[Critique] THERESE DESQUEYROUX de Claude Miller

Par Celine_diane

Claude Miller a toujours eu un penchant pour les héroïnes de caractère, les femmes fortes et contradictoires. Le personnage-titre du roman de François Mauriac, publié en 1927, était logiquement tout indiqué pour lui : une Thérèse tiraillée entre ses envies de liberté, ses pulsions d’ennui, la réalité sociale de l’époque. Une Thérèse (incarnée par Audrey Tautou) qui épouse Bernard Desqueyroux (Gilles Lellouche), un peu pour ses propriétés de pins, un peu pour les conventions. Une Thérèse qui n’appartient pas à ce qu’elle nomme « la race implacable des simples ». Piégée au cœur d’une bourgeoisie de province sclérosée, et étouffée par un ménage-prison, elle sombre peu à peu…Sur le tournage, Miller était malade. En avril dernier, il s’éteint. Rien ne plane sur le film, aucune ombre, aucun signe de fatigue apparent. Jusqu’au bout, Miller aura fait ce qu’il fait de mieux : mêler quelques soupçons d’académisme à une brillante mise en scène, un bon casting. Le résultat ? « Une histoire simple (qui) n’est pas forcément simpliste », comme le dit la jeune femme dans le film. Miller soigne tout : ses décors, ses comédiens, sa façon d’aborder des thématiques clichées (couple, bovarysme et autres réjouissances) sous un angle plus subtil et complexe qu’il n’y paraît. 

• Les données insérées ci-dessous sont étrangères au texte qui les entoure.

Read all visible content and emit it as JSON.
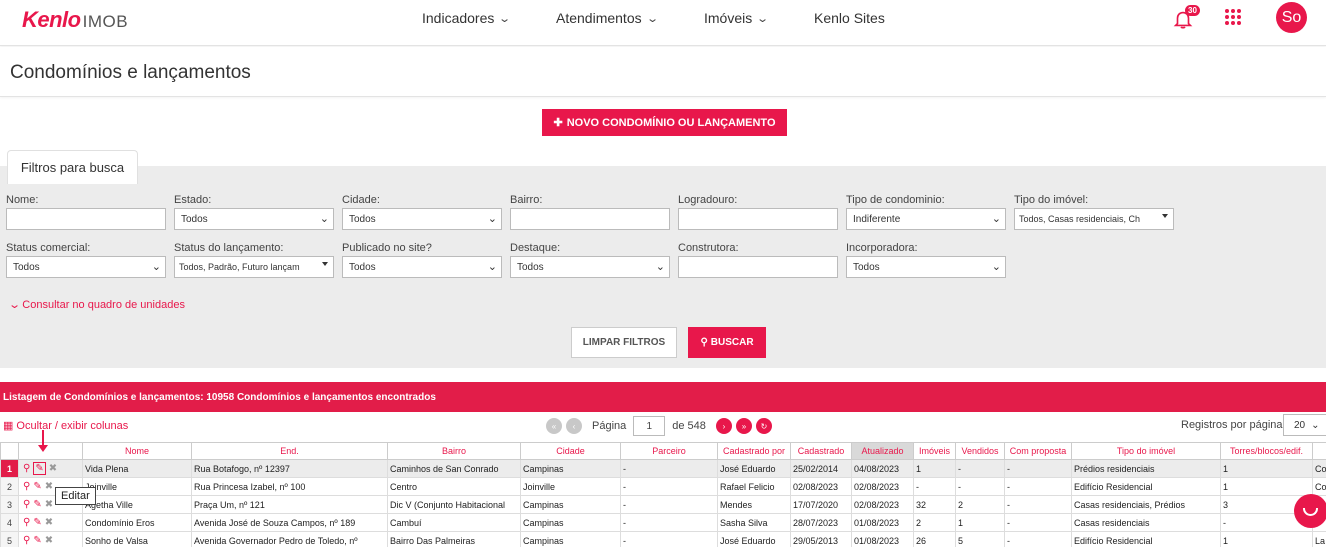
{
  "nav": {
    "logo_brand": "Kenlo",
    "logo_product": "IMOB",
    "items": [
      {
        "label": "Indicadores"
      },
      {
        "label": "Atendimentos"
      },
      {
        "label": "Imóveis"
      },
      {
        "label": "Kenlo Sites"
      }
    ],
    "notifications": "30",
    "avatar": "So"
  },
  "page": {
    "title": "Condomínios e lançamentos",
    "new_button": "NOVO CONDOMÍNIO OU LANÇAMENTO"
  },
  "filters": {
    "tab": "Filtros para busca",
    "fields": {
      "nome": {
        "label": "Nome:",
        "value": ""
      },
      "estado": {
        "label": "Estado:",
        "value": "Todos"
      },
      "cidade": {
        "label": "Cidade:",
        "value": "Todos"
      },
      "bairro": {
        "label": "Bairro:",
        "value": ""
      },
      "logradouro": {
        "label": "Logradouro:",
        "value": ""
      },
      "tipo_condominio": {
        "label": "Tipo de condominio:",
        "value": "Indiferente"
      },
      "tipo_imovel": {
        "label": "Tipo do imóvel:",
        "value": "Todos, Casas residenciais, Ch"
      },
      "status_comercial": {
        "label": "Status comercial:",
        "value": "Todos"
      },
      "status_lancamento": {
        "label": "Status do lançamento:",
        "value": "Todos, Padrão, Futuro lançam"
      },
      "publicado": {
        "label": "Publicado no site?",
        "value": "Todos"
      },
      "destaque": {
        "label": "Destaque:",
        "value": "Todos"
      },
      "construtora": {
        "label": "Construtora:",
        "value": ""
      },
      "incorporadora": {
        "label": "Incorporadora:",
        "value": "Todos"
      }
    },
    "consult_link": "Consultar no quadro de unidades",
    "clear_button": "LIMPAR FILTROS",
    "search_button": "BUSCAR"
  },
  "listing": {
    "header": "Listagem de Condomínios e lançamentos: 10958 Condomínios e lançamentos encontrados",
    "toggle_columns": "Ocultar / exibir colunas",
    "page_label": "Página",
    "page_value": "1",
    "page_total": "de 548",
    "per_page_label": "Registros por página",
    "per_page_value": "20",
    "columns": [
      "Nome",
      "End.",
      "Bairro",
      "Cidade",
      "Parceiro",
      "Cadastrado por",
      "Cadastrado",
      "Atualizado",
      "Imóveis",
      "Vendidos",
      "Com proposta",
      "Tipo do imóvel",
      "Torres/blocos/edif."
    ],
    "rows": [
      {
        "n": "1",
        "nome": "Vida Plena",
        "end": "Rua Botafogo, nº 12397",
        "bairro": "Caminhos de San Conrado",
        "cidade": "Campinas",
        "parceiro": "-",
        "por": "José Eduardo",
        "cad": "25/02/2014",
        "atu": "04/08/2023",
        "imoveis": "1",
        "vend": "-",
        "prop": "-",
        "tipo": "Prédios residenciais",
        "torres": "1",
        "extra": "Co"
      },
      {
        "n": "2",
        "nome": "Joinville",
        "end": "Rua Princesa Izabel, nº 100",
        "bairro": "Centro",
        "cidade": "Joinville",
        "parceiro": "-",
        "por": "Rafael Felicio",
        "cad": "02/08/2023",
        "atu": "02/08/2023",
        "imoveis": "-",
        "vend": "-",
        "prop": "-",
        "tipo": "Edifício Residencial",
        "torres": "1",
        "extra": "Co"
      },
      {
        "n": "3",
        "nome": "Agetha Ville",
        "end": "Praça Um, nº 121",
        "bairro": "Dic V (Conjunto Habitacional",
        "cidade": "Campinas",
        "parceiro": "-",
        "por": "Mendes",
        "cad": "17/07/2020",
        "atu": "02/08/2023",
        "imoveis": "32",
        "vend": "2",
        "prop": "-",
        "tipo": "Casas residenciais, Prédios",
        "torres": "3",
        "extra": ""
      },
      {
        "n": "4",
        "nome": "Condomínio Eros",
        "end": "Avenida José de Souza Campos, nº 189",
        "bairro": "Cambuí",
        "cidade": "Campinas",
        "parceiro": "-",
        "por": "Sasha Silva",
        "cad": "28/07/2023",
        "atu": "01/08/2023",
        "imoveis": "2",
        "vend": "1",
        "prop": "-",
        "tipo": "Casas residenciais",
        "torres": "-",
        "extra": ""
      },
      {
        "n": "5",
        "nome": "Sonho de Valsa",
        "end": "Avenida Governador Pedro de Toledo, nº",
        "bairro": "Bairro Das Palmeiras",
        "cidade": "Campinas",
        "parceiro": "-",
        "por": "José Eduardo",
        "cad": "29/05/2013",
        "atu": "01/08/2023",
        "imoveis": "26",
        "vend": "5",
        "prop": "-",
        "tipo": "Edifício Residencial",
        "torres": "1",
        "extra": "La"
      }
    ],
    "tooltip": "Editar"
  },
  "colors": {
    "accent": "#e8174b",
    "listbar": "#e21d49",
    "filters_bg": "#ececec"
  }
}
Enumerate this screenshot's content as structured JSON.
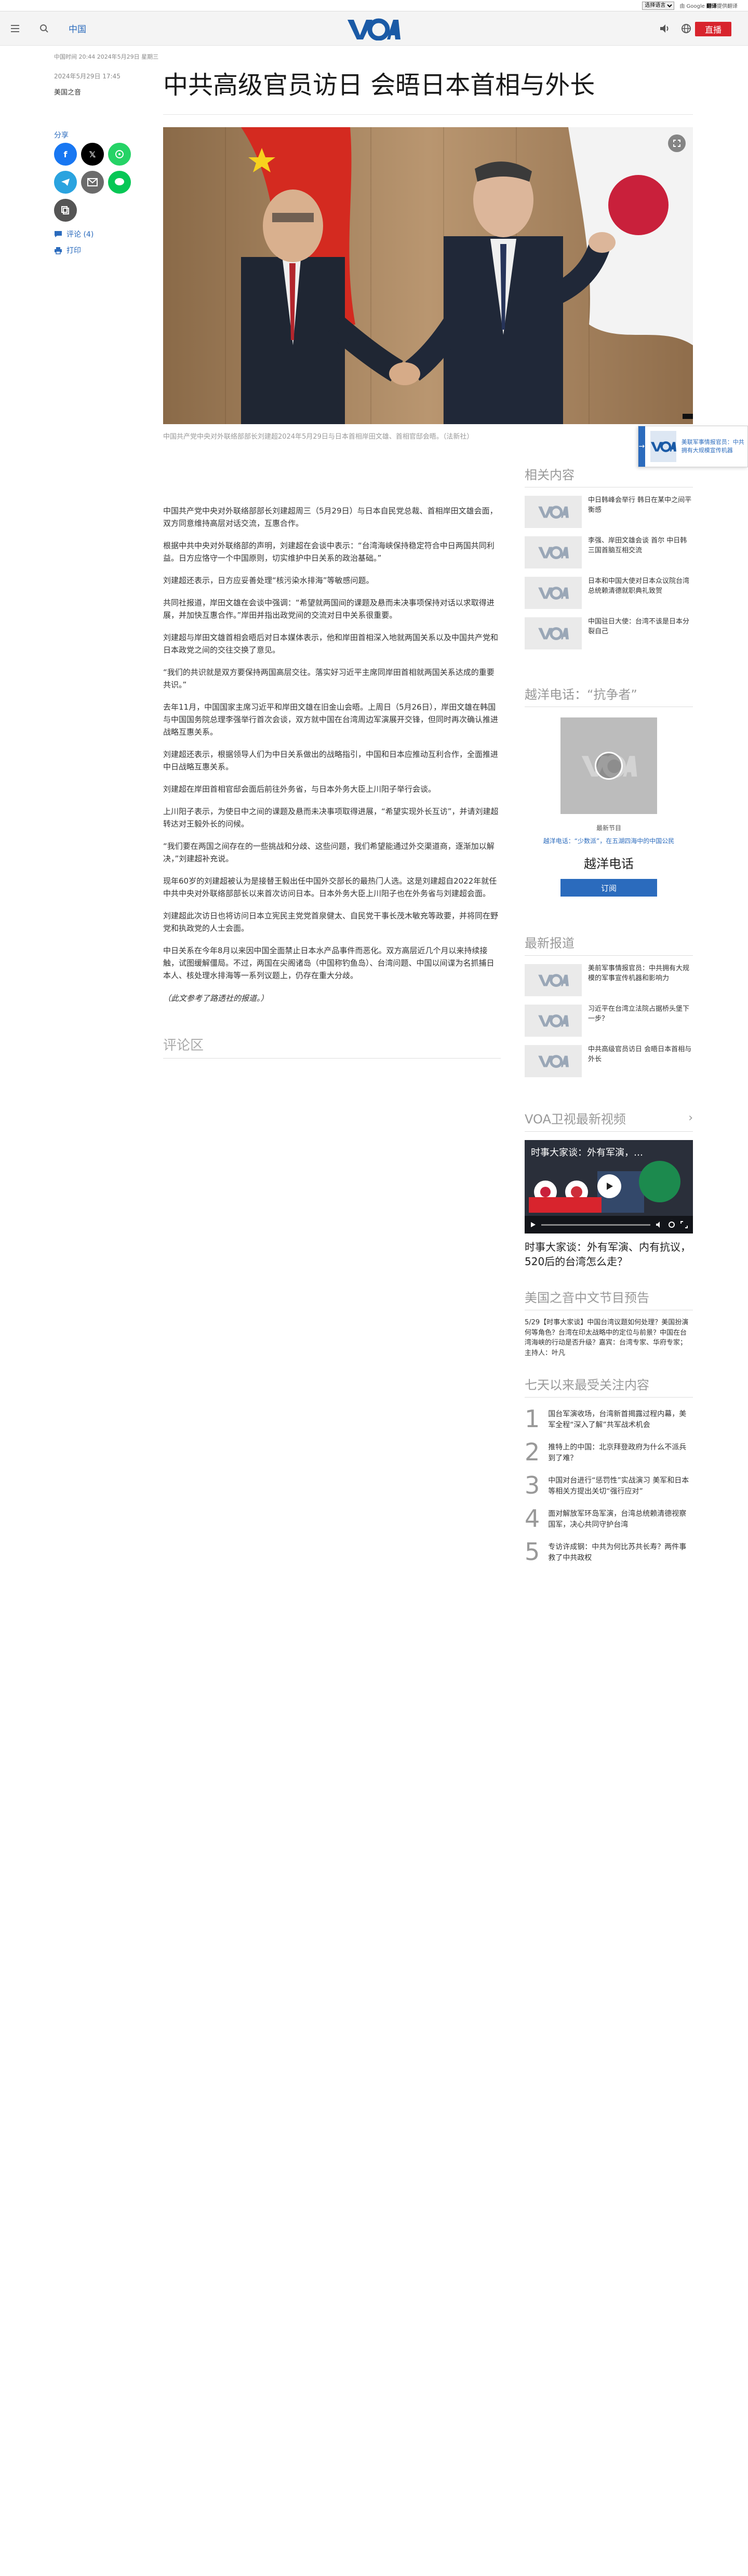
{
  "util": {
    "language_select": "选择语言",
    "google_prefix": "由 Google",
    "google_brand": "翻译",
    "google_suffix": "提供翻译"
  },
  "header": {
    "section": "中国",
    "live_label": "直播",
    "logo_text": "VOA"
  },
  "dateline_top": "中国时间 20:44 2024年5月29日 星期三",
  "meta": {
    "date": "2024年5月29日 17:45",
    "author": "美国之音"
  },
  "share": {
    "title": "分享",
    "comments_label": "评论 (4)",
    "print_label": "打印"
  },
  "headline": "中共高级官员访日 会晤日本首相与外长",
  "caption": "中国共产党中央对外联络部部长刘建超2024年5月29日与日本首相岸田文雄、首相官邸会晤。（法新社）",
  "article": {
    "paragraphs": [
      "中国共产党中央对外联络部部长刘建超周三（5月29日）与日本自民党总裁、首相岸田文雄会面，双方同意维持高层对话交流，互惠合作。",
      "根据中共中央对外联络部的声明，刘建超在会谈中表示：“台湾海峡保持稳定符合中日两国共同利益。日方应恪守一个中国原则，切实维护中日关系的政治基础。”",
      "刘建超还表示，日方应妥善处理“核污染水排海”等敏感问题。",
      "共同社报道，岸田文雄在会谈中强调：“希望就两国间的课题及悬而未决事项保持对话以求取得进展，并加快互惠合作。”岸田并指出政党间的交流对日中关系很重要。",
      "刘建超与岸田文雄首相会晤后对日本媒体表示，他和岸田首相深入地就两国关系以及中国共产党和日本政党之间的交往交换了意见。",
      "“我们的共识就是双方要保持两国高层交往。落实好习近平主席同岸田首相就两国关系达成的重要共识。”",
      "去年11月，中国国家主席习近平和岸田文雄在旧金山会晤。上周日（5月26日），岸田文雄在韩国与中国国务院总理李强举行首次会谈，双方就中国在台湾周边军演展开交锋，但同时再次确认推进战略互惠关系。",
      "刘建超还表示，根据领导人们为中日关系做出的战略指引，中国和日本应推动互利合作，全面推进中日战略互惠关系。",
      "刘建超在岸田首相官邸会面后前往外务省，与日本外务大臣上川阳子举行会谈。",
      "上川阳子表示，为使日中之间的课题及悬而未决事项取得进展，“希望实现外长互访”，并请刘建超转达对王毅外长的问候。",
      "“我们要在两国之间存在的一些挑战和分歧、这些问题，我们希望能通过外交渠道商，逐渐加以解决，”刘建超补充说。",
      "现年60岁的刘建超被认为是接替王毅出任中国外交部长的最热门人选。这是刘建超自2022年就任中共中央对外联络部部长以来首次访问日本。日本外务大臣上川阳子也在外务省与刘建超会面。",
      "刘建超此次访日也将访问日本立宪民主党党首泉健太、自民党干事长茂木敏充等政要，并将同在野党和执政党的人士会面。",
      "中日关系在今年8月以来因中国全面禁止日本水产品事件而恶化。双方高层近几个月以来持续接触，试图缓解僵局。不过，两国在尖阁诸岛（中国称钓鱼岛）、台湾问题、中国以间谍为名抓捕日本人、核处理水排海等一系列议题上，仍存在重大分歧。"
    ],
    "source_note": "（此文参考了路透社的报道。）"
  },
  "comments_heading": "评论区",
  "sidebar": {
    "related_title": "相关内容",
    "related": [
      "中日韩峰会举行 韩日在某中之间平衡感",
      "李强、岸田文雄会谈 首尔 中日韩三国首脑互相交流",
      "日本和中国大使对日本众议院台湾总统赖清德就职典礼致贺",
      "中国驻日大使：台湾不该是日本分裂自己"
    ],
    "radio_title": "越洋电话：“抗争者”",
    "program_label": "最新节目",
    "program_sub": "越洋电话：“少数派”，在五湖四海中的中国公民",
    "program_name": "越洋电话",
    "subscribe_label": "订阅",
    "latest_title": "最新报道",
    "latest": [
      "美前军事情报官员：中共拥有大规模的军事宣传机器和影响力",
      "习近平在台湾立法院占据桥头堡下一步？",
      "中共高级官员访日 会晤日本首相与外长"
    ],
    "tv_title": "VOA卫视最新视频",
    "video_overlay_title": "时事大家谈：外有军演，…",
    "video_headline": "时事大家谈：外有军演、内有抗议，520后的台湾怎么走？",
    "radio_preview_title": "美国之音中文节目预告",
    "radio_preview_text": "5/29【时事大家谈】中国台湾议题如何处理？美国扮演何等角色？台湾在印太战略中的定位与前景？中国在台湾海峡的行动是否升级？嘉宾：台湾专家、华府专家；主持人：叶凡",
    "popular_title": "七天以来最受关注内容",
    "popular": [
      "国台军演收场，台湾新首揭露过程内幕，美军全程“深入了解”共军战术机会",
      "推特上的中国：北京拜登政府为什么不派兵到了难？",
      "中国对台进行“惩罚性”实战演习 美军和日本等相关方提出关切“强行应对”",
      "面对解放军环岛军演，台湾总统赖清德视察国军，决心共同守护台湾",
      "专访许成钢：中共为何比苏共长寿？两件事救了中共政权"
    ],
    "promo_text": "美联军事情报官员：中共拥有大规模宣传机器"
  }
}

Thérèse Desqueyroux se veut oeuvre populaire, mais dans le bon sens : il contentera aussi bien le spectateur devant sa TV que l’amoureux de l’image. Car Miller a parsemé son dernier film de jolis plans-tableaux symboliques : la forêt landaise (la condition sociale, l’immobilisme), les hectares de pins qui prennent feu (la révolte d’une femme), le soleil qui surplombe une barque au bord de l’eau (le doux parfum de l’enfance). Au-delà d’un scénario- en soi déjà intéressant et qui respecte le roman- (si ce n’est que Miller a préféré le traiter de façon linéaire), le film aborde des concepts qui demeurent très modernes: la solitude qu’induit toute forme d’anticonformisme, l’esprit libre torturé par une société patriarcale, la difficulté de vivre lorsque l’idéalisme pousse au rejet des règles. Son héroïne était parfaite pour le cinéma : indomptable, pleine de contrastes, tourmentée. Miller est parti, et il laisse en clôture de son oeuvre le regard franc et fier d’une figure féminine qui s’espère enfin libre. L’est-elle ? La question demeure là, à flotter dans l’air, bien après la fin du film. Un bel au revoir.